Thursday, November 17, 2011

What gives with these full order books?

Written by  Tony Kruglinski, Financial Editor

A good friend of mine who practices transportation finance in London, Jacqui Nelson, recently asked me about the condition of the U.S. economy. She reported that the “City” of London (the U.K.’s Wall Street) was truly rattled by the Greek financial crisis and its likely meaning for the European economy.

I told her that the U.S. economy is in similarly awful shape, with people talking about “lost” generations of workers who might never work again. But I also told her that the freight rail equipment business is, despite the appalling state of the overall economy, “robust.”

(“Robust” is a particularly British term, but I think it is well applied to the situation of our railcar manufacturers and suppliers who have all the business they might want, or be able to handle, at this point in time.)

Reports suggest that the North American railcar build for 2011 might top out in the high-30,000 range, with 2012 predicted to be as much as 55,000. The only thing keeping our builders from building more might be their desire to manage their ramp-up of construction and, perhaps, the availability of components, particularly castings. No one (it seems) particularly wants a return to the boom or bust days of 17,000 new builds one year and 60,000-plus in another.

But with the economy in the toilet, what gives with these full order books?

To begin with, this writer has often preached that the North American rail industry needs to build an average of 50,000 cars a year just to keep up with a reasonable level of fleet retirements due to age. The predictions I quoted above are generally in line with that average.

If you look at what is being built, you can see some pretty dramatic reflections of some of the hot spots in our otherwise lousy economy: Small-cube covered hoppers for frac sand; 30,000-gallon general purpose tank cars for, among other things, western oil being moved from locations that don’t have pipeline access; a variety of other car types, including cars to supply a robust (there’s that Brit word again) North American chemical industry.

Some of this carbuilding is not only taking place during a sour economy, but is being accomplished in the face of issues with the car types themselves. Readers of last month’s “Railroad Financial Desk Book” learned about the safety issues surrounding the design of the generic 30,000-gallon tank car, but they bear repeating here: The possibility that regulators may require head shields, insulation, and additional armor on tank cars that may be moving, among other things, the lighter crude oil being produced by western frac sand operations. If you are about to place an order for new generic 30,000-gallon tank cars and you are told that you might need $10,000 or $15,000 in after-market add-ons down the road and you still place the order, that is a hot car type. (Perhaps it is the $1,000 per car per month rental rates that this car is commanding in this hot market that are helping to convince buyers to place these orders!)

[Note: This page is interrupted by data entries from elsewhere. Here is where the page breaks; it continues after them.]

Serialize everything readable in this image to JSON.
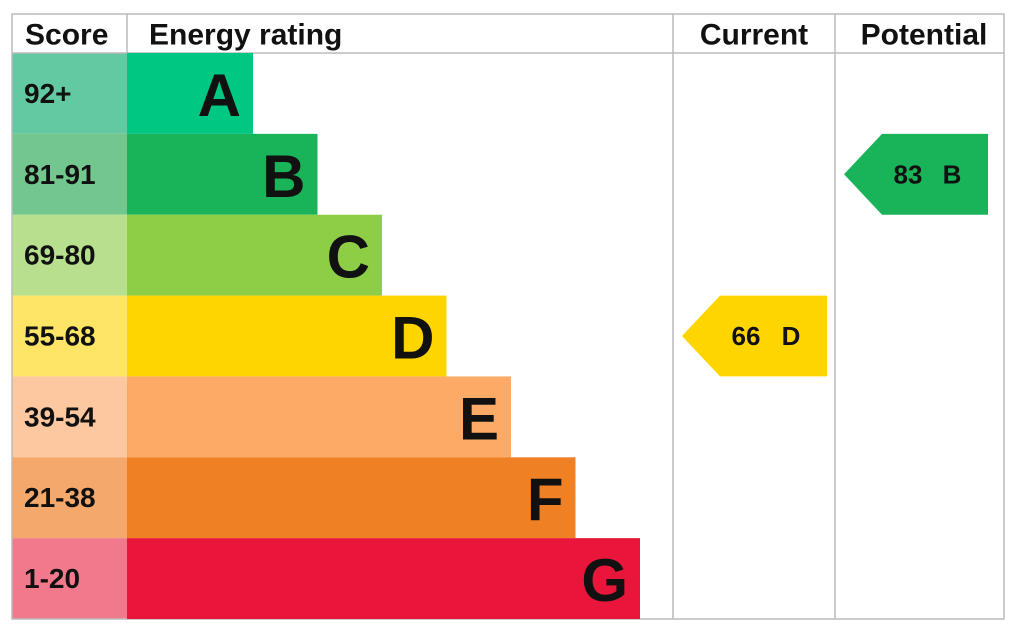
{
  "header": {
    "score": "Score",
    "energy_rating": "Energy rating",
    "current": "Current",
    "potential": "Potential"
  },
  "bands": [
    {
      "score": "92+",
      "letter": "A",
      "color": "#00c781",
      "score_color": "#63c9a2"
    },
    {
      "score": "81-91",
      "letter": "B",
      "color": "#19b459",
      "score_color": "#74c68f"
    },
    {
      "score": "69-80",
      "letter": "C",
      "color": "#8dce46",
      "score_color": "#b7df8e"
    },
    {
      "score": "55-68",
      "letter": "D",
      "color": "#ffd500",
      "score_color": "#ffe566"
    },
    {
      "score": "39-54",
      "letter": "E",
      "color": "#fcaa65",
      "score_color": "#fdc8a0"
    },
    {
      "score": "21-38",
      "letter": "F",
      "color": "#ef8023",
      "score_color": "#f4a86b"
    },
    {
      "score": "1-20",
      "letter": "G",
      "color": "#e9153b",
      "score_color": "#f07a8b"
    }
  ],
  "current": {
    "score": 66,
    "letter": "D"
  },
  "potential": {
    "score": 83,
    "letter": "B"
  }
}
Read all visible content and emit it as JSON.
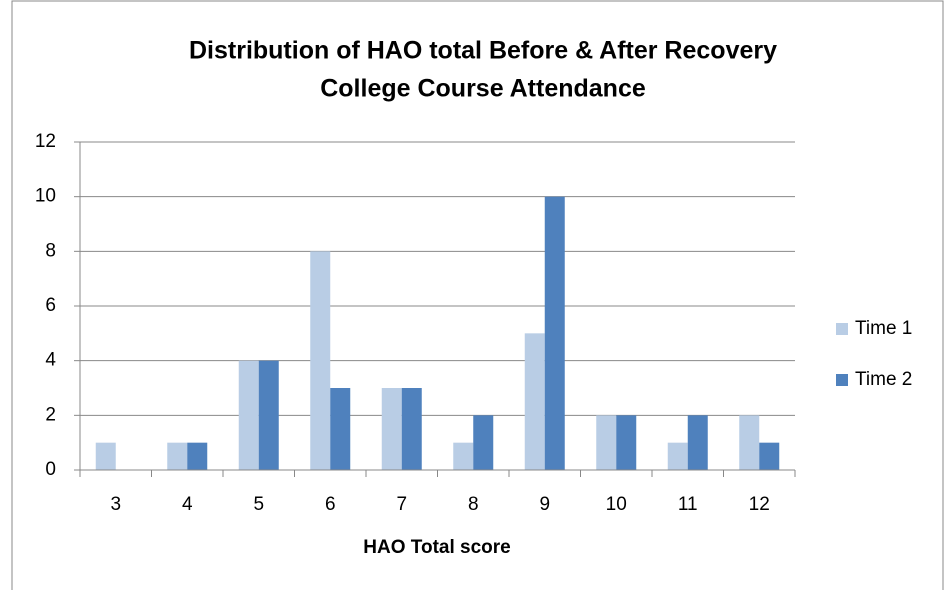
{
  "chart_data": {
    "type": "bar",
    "title": [
      "Distribution of HAO total Before & After Recovery",
      "College Course Attendance"
    ],
    "x_label": "HAO Total score",
    "categories": [
      "3",
      "4",
      "5",
      "6",
      "7",
      "8",
      "9",
      "10",
      "11",
      "12"
    ],
    "series": [
      {
        "name": "Time 1",
        "color": "#b9cde5",
        "values": [
          1,
          1,
          4,
          8,
          3,
          1,
          5,
          2,
          1,
          2
        ]
      },
      {
        "name": "Time 2",
        "color": "#4f81bd",
        "values": [
          0,
          1,
          4,
          3,
          3,
          2,
          10,
          2,
          2,
          1
        ]
      }
    ],
    "ylim": [
      0,
      12
    ],
    "yticks": [
      0,
      2,
      4,
      6,
      8,
      10,
      12
    ],
    "grid": true,
    "legend": "right"
  }
}
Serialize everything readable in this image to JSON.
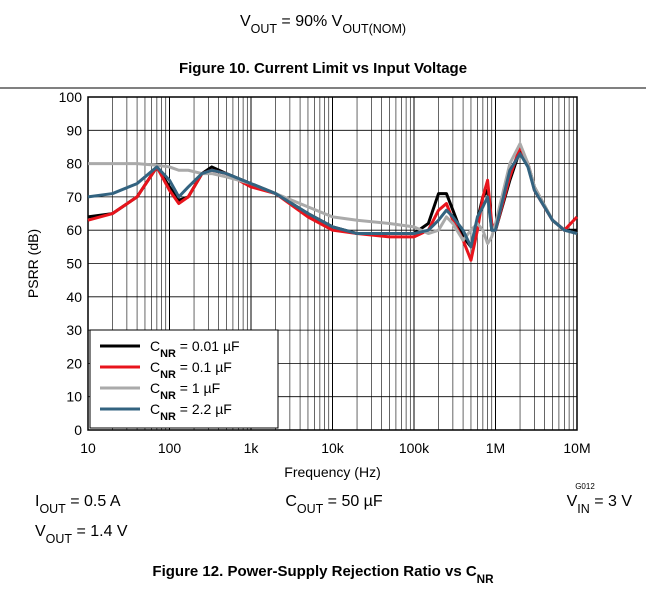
{
  "header": [
    {
      "text": "V"
    },
    {
      "text": "OUT",
      "sub": true
    },
    {
      "text": " = 90% V"
    },
    {
      "text": "OUT(NOM)",
      "sub": true
    }
  ],
  "figure10_caption": [
    {
      "text": "Figure 10. Current Limit vs Input Voltage"
    }
  ],
  "chart_data": {
    "type": "line",
    "x_label": "Frequency (Hz)",
    "y_label": "PSRR (dB)",
    "code": "G012",
    "log_x": true,
    "grid": true,
    "minor_grid": true,
    "legend": "bottom-left",
    "xlim": [
      10,
      10000000
    ],
    "ylim": [
      0,
      100
    ],
    "xticks": [
      10,
      100,
      {
        "value": 1000,
        "label": "1k"
      },
      {
        "value": 10000,
        "label": "10k"
      },
      {
        "value": 100000,
        "label": "100k"
      },
      {
        "value": 1000000,
        "label": "1M"
      },
      {
        "value": 10000000,
        "label": "10M"
      }
    ],
    "yticks": [
      0,
      10,
      20,
      30,
      40,
      50,
      60,
      70,
      80,
      90,
      100
    ],
    "x": [
      10,
      20,
      40,
      70,
      100,
      130,
      170,
      250,
      330,
      500,
      1000,
      2000,
      5000,
      10000,
      20000,
      50000,
      100000,
      150000,
      200000,
      250000,
      300000,
      400000,
      500000,
      600000,
      700000,
      800000,
      900000,
      1000000,
      1500000,
      2000000,
      2500000,
      3000000,
      5000000,
      7000000,
      10000000
    ],
    "series": [
      {
        "name": [
          {
            "text": "C"
          },
          {
            "text": "NR",
            "sub": true,
            "bold": true
          },
          {
            "text": " = 0.01 µF"
          }
        ],
        "color": "#000000",
        "values": [
          64,
          65,
          70,
          79,
          73,
          69,
          70,
          77,
          79,
          77,
          74,
          71,
          65,
          61,
          59,
          59,
          59,
          62,
          71,
          71,
          66,
          58,
          55,
          63,
          70,
          72,
          60,
          60,
          75,
          84,
          80,
          73,
          63,
          60,
          60
        ]
      },
      {
        "name": [
          {
            "text": "C"
          },
          {
            "text": "NR",
            "sub": true,
            "bold": true
          },
          {
            "text": " = 0.1 µF"
          }
        ],
        "color": "#e8141c",
        "values": [
          63,
          65,
          70,
          79,
          72,
          68,
          70,
          77,
          78,
          77,
          73,
          71,
          64,
          60,
          59,
          58,
          58,
          60,
          66,
          68,
          63,
          57,
          51,
          60,
          70,
          75,
          62,
          60,
          76,
          85,
          80,
          72,
          63,
          60,
          64
        ]
      },
      {
        "name": [
          {
            "text": "C"
          },
          {
            "text": "NR",
            "sub": true,
            "bold": true
          },
          {
            "text": " = 1 µF"
          }
        ],
        "color": "#aaaaaa",
        "values": [
          80,
          80,
          80,
          79.5,
          79,
          78,
          78,
          77,
          77,
          76,
          74,
          71,
          67,
          64,
          63,
          62,
          61,
          59,
          60,
          64,
          62,
          57,
          60,
          62,
          60,
          56,
          58,
          62,
          80,
          86,
          80,
          73,
          63,
          60,
          59
        ]
      },
      {
        "name": [
          {
            "text": "C"
          },
          {
            "text": "NR",
            "sub": true,
            "bold": true
          },
          {
            "text": " = 2.2 µF"
          }
        ],
        "color": "#336380",
        "values": [
          70,
          71,
          74,
          79,
          75,
          70,
          73,
          77,
          78,
          77,
          74,
          71,
          65,
          61,
          59,
          59,
          59,
          60,
          63,
          66,
          64,
          60,
          55,
          64,
          67,
          70,
          60,
          60,
          78,
          83,
          79,
          72,
          63,
          60,
          59
        ]
      }
    ]
  },
  "conditions": {
    "iout": [
      {
        "text": "I"
      },
      {
        "text": "OUT",
        "sub": true
      },
      {
        "text": " = 0.5 A"
      }
    ],
    "cout": [
      {
        "text": "C"
      },
      {
        "text": "OUT",
        "sub": true
      },
      {
        "text": " = 50 µF"
      }
    ],
    "vin": [
      {
        "text": "V"
      },
      {
        "text": "IN",
        "sub": true
      },
      {
        "text": " = 3 V"
      }
    ],
    "vout": [
      {
        "text": "V"
      },
      {
        "text": "OUT",
        "sub": true
      },
      {
        "text": " = 1.4 V"
      }
    ]
  },
  "figure12_caption": [
    {
      "text": "Figure 12. Power-Supply Rejection Ratio vs C"
    },
    {
      "text": "NR",
      "sub": true
    }
  ]
}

So where is all of this building leading us? First of all, it could be leading to a fall. Remember that a good number of those already-constructed 30,000-gallon general purpose tank cars that are in western oil service have been diverted from a deflated ethanol marketplace. The bloom could come off the rose just as quickly for the new markets for which these new cars are being built if, perhaps, some kind of environmental issue or issues crop up.

If something does happen to the new markets for which these cars are being built, all would not necessarily be lost. A sand car is more or less a sand car and a deflation in the frac sand business could just mean that older, less efficient covered hoppers in other sand services may just end up being cut up earlier than would otherwise be the case. Or our crumbling infrastructure needs might end up sucking up some unused equipment if stimulus funds are used for those purposes. Hey, it could happen!

The same thing might be said for the 30,000-gallon general-purpose tank cars. If they come into surplus, older, less efficient equipment might be parked or cut up.

There is a problem with these alternative scenarios, however. The cars being built today are at the very top of the price points for new railcars. These robust builds are taking place despite the fact that the prices for new cars are easily $10,000 to $15,000 more than the price for similar equipment just a couple of years ago.

Why are these prices holding up in a poor economy? One good friend of ours has suggested that a fear of being unable to get cars built near-term has caused the price sensitivity that might otherwise kick in to be AWOL.

In any case, when you increase the price of a piece of rail equipment, you run the risk of either raising operating costs (or rental rates) or adding years to the cars’ payback statistics.

Or everything could turn out just fine.